Do you have signature authority over any foreign accounts which you do not own or have a financial interest in? If the answer is yes, get ready to file an FBAR.
“Signature authority” is defined as, “the authority of an individual (alone or in conjunction with another individual) to control the disposition of assets held in a foreign financial account by direct communication (whether in writing or otherwise) to the bank or other financial institution that maintains the financial account.”
It does not matter whether your name is on the account designation itself or included on bank signature cards. Control of the funds is the key element in this situation. If you can communicate with a bank or financial institution to withdraw money out of a foreign account, you have signature authority. If the aggregate of all foreign accounts in which you have a financial interest and/or have signature authority exceeds $10,000 at any time during a calendar year, then you must file an FBAR.
Examples of Signature Authority
Signature authority is often present with company accounts where employees have access to, or control over, the administration of the account and the funds for business operations abroad. If you are a U.S. employee of a company that has foreign accounts, and you have signature authority over those accounts, you may have FBAR filing obligations which are independent of your employer. There are limited exceptions to this general rule, which can be found in the latest instructions to FinCEN 114.
Another common situation involving signature authority, but no financial interest, occurs when a U.S. individual is a signor on foreign financial accounts of a dependent, extended family member or friend. This is a major pitfall for individuals who file FBARs because they do not realize that these foreign accounts have to be reported on their FBAR even though they have no ownership of the accounts (such accounts, however, do not have to be reported on Form 8938, which is discussed below).
In December, the Treasury Financial Crimes Enforcement Network (FinCEN) made the following announcement:
To implement the statute with minimal burden to the public and FinCEN, FinCEN will grant filers failing to meet the FBAR annual due date of April 15 an automatic extension to October 15 each year. Accordingly, specific requests for this extension are not required. (Please note: The due date for FBAR filings for foreign financial accounts maintained during calendar year 2016 is April 18, 2017, consistent with the Federal income tax due date.)
Therefore, at least for 2016 calendar year FBARs, there is no reason to panic if they electronically filed by the extended due date of October 15, 2017. The FBAR extension is automatic and not contingent on filing a federal tax return extension by April 18th. The Treasury announcement also seems to indicate that for future years, six-month extensions would be automatic; however, there may be future announcements or more clarification provided by FinCEN later regarding this point.
Don’t Forget to Check for Form 8938 Filing Requirements
Many people are still unaware of the Form 8938, Statement of Specified Foreign Financial Assets, and it is often confused with FBARs. Form 8938 has separate and distinct filing thresholds from FinCEN 114, and the Form 8938 must be included with your federal income tax return if it is required. Unlike the FBAR, the definition of specified foreign financial and other assets is broader. It can include not only foreign financial accounts, but also ownership of foreign entities, trusts, loans or obligations.
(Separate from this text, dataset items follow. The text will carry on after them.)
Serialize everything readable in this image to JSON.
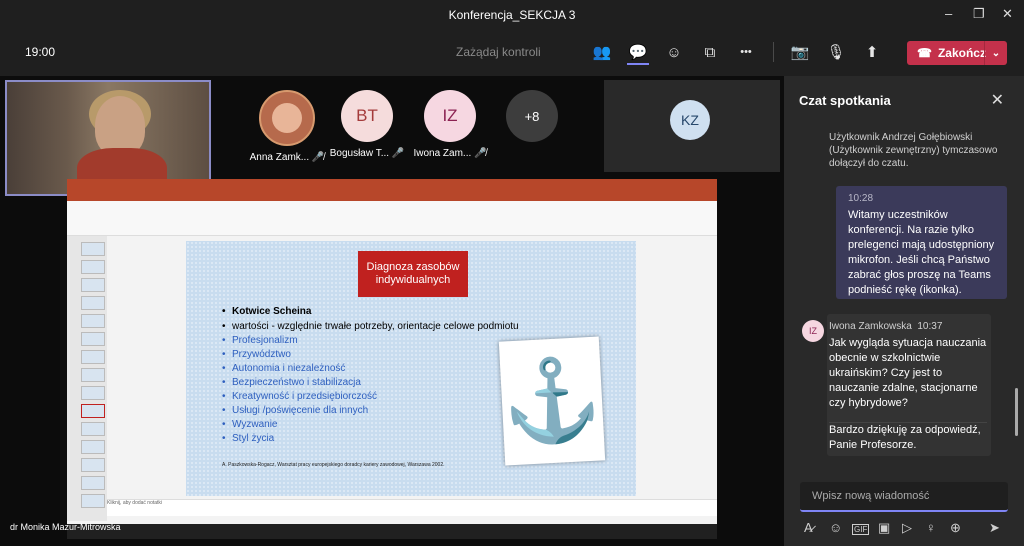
{
  "window": {
    "title": "Konferencja_SEKCJA 3",
    "controls": [
      "–",
      "❐",
      "✕"
    ]
  },
  "toolbar": {
    "time": "19:00",
    "request_control": "Zażądaj kontroli",
    "end_label": "Zakończ",
    "icons": {
      "people": "👥",
      "chat": "💬",
      "reactions": "☺",
      "rooms": "⧉",
      "more": "•••",
      "camera": "📷",
      "mic": "🎙",
      "share": "⬆",
      "phone": "☎",
      "caret": "⌄"
    },
    "accent": "#7f85f5",
    "end_color": "#c4314b"
  },
  "participants": [
    {
      "initials": "",
      "name": "Anna Zamk...",
      "mic": "🎤̸"
    },
    {
      "initials": "BT",
      "name": "Bogusław T...",
      "mic": "🎤"
    },
    {
      "initials": "IZ",
      "name": "Iwona Zam...",
      "mic": "🎤̸"
    },
    {
      "initials": "+8",
      "name": ""
    },
    {
      "initials": "KZ",
      "name": ""
    }
  ],
  "presenter_name": "dr Monika Mazur-Mitrowska",
  "slide": {
    "title": "Diagnoza zasobów indywidualnych",
    "bullets_black": [
      "Kotwice Scheina",
      "wartości - względnie trwałe potrzeby, orientacje celowe podmiotu"
    ],
    "bullets_blue": [
      "Profesjonalizm",
      "Przywództwo",
      "Autonomia i niezależność",
      "Bezpieczeństwo i stabilizacja",
      "Kreatywność i przedsiębiorczość",
      "Usługi /poświęcenie dla innych",
      "Wyzwanie",
      "Styl życia"
    ],
    "reference": "A. Paszkowska-Rogacz, Warsztat pracy europejskiego doradcy kariery zawodowej, Warszawa 2002.",
    "notes": "Kliknij, aby dodać notatki",
    "anchor": "⚓"
  },
  "chat": {
    "header": "Czat spotkania",
    "close": "✕",
    "system_msg": "Użytkownik Andrzej Gołębiowski (Użytkownik zewnętrzny) tymczasowo dołączył do czatu.",
    "msg_me_time": "10:28",
    "msg_me_text": "Witamy uczestników konferencji. Na razie tylko prelegenci mają udostępniony mikrofon. Jeśli chcą Państwo zabrać głos proszę na Teams podnieść rękę (ikonka).",
    "iz_initials": "IZ",
    "iz_name": "Iwona Zamkowska",
    "iz_time": "10:37",
    "iz_text1": "Jak wygląda sytuacja nauczania obecnie w szkolnictwie ukraińskim? Czy jest to nauczanie zdalne, stacjonarne czy hybrydowe?",
    "iz_text2": "Bardzo dziękuję za odpowiedź, Panie Profesorze.",
    "input_placeholder": "Wpisz nową wiadomość",
    "compose_icons": [
      "A̷",
      "☺",
      "GIF",
      "▣",
      "▷",
      "♀",
      "⊕",
      "➤"
    ]
  }
}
There will be more information regarding Form 8938 in the next post. For now, just remember that filing an FBAR does not excuse you of filing Form 8938 if it is required, and filing Form 8938 does not excuse you from filing an FBAR.
You may think you have all your income tax and FBAR filings taken care of, but have you doubled-checked for FBAR signature authority and Form 8938 filing requirements closely enough?
Separate from the FBAR, the penalty for failure to file Form 8938 on time can result in a civil penalty of $10,000. The fine increases by $10,000 every 30 days until it is filed up to $50,000. The penalty exposure alone is not worth the risk, so it is always a good idea to double check whether you must file Form 8938 with your income tax return when you file an FBAR.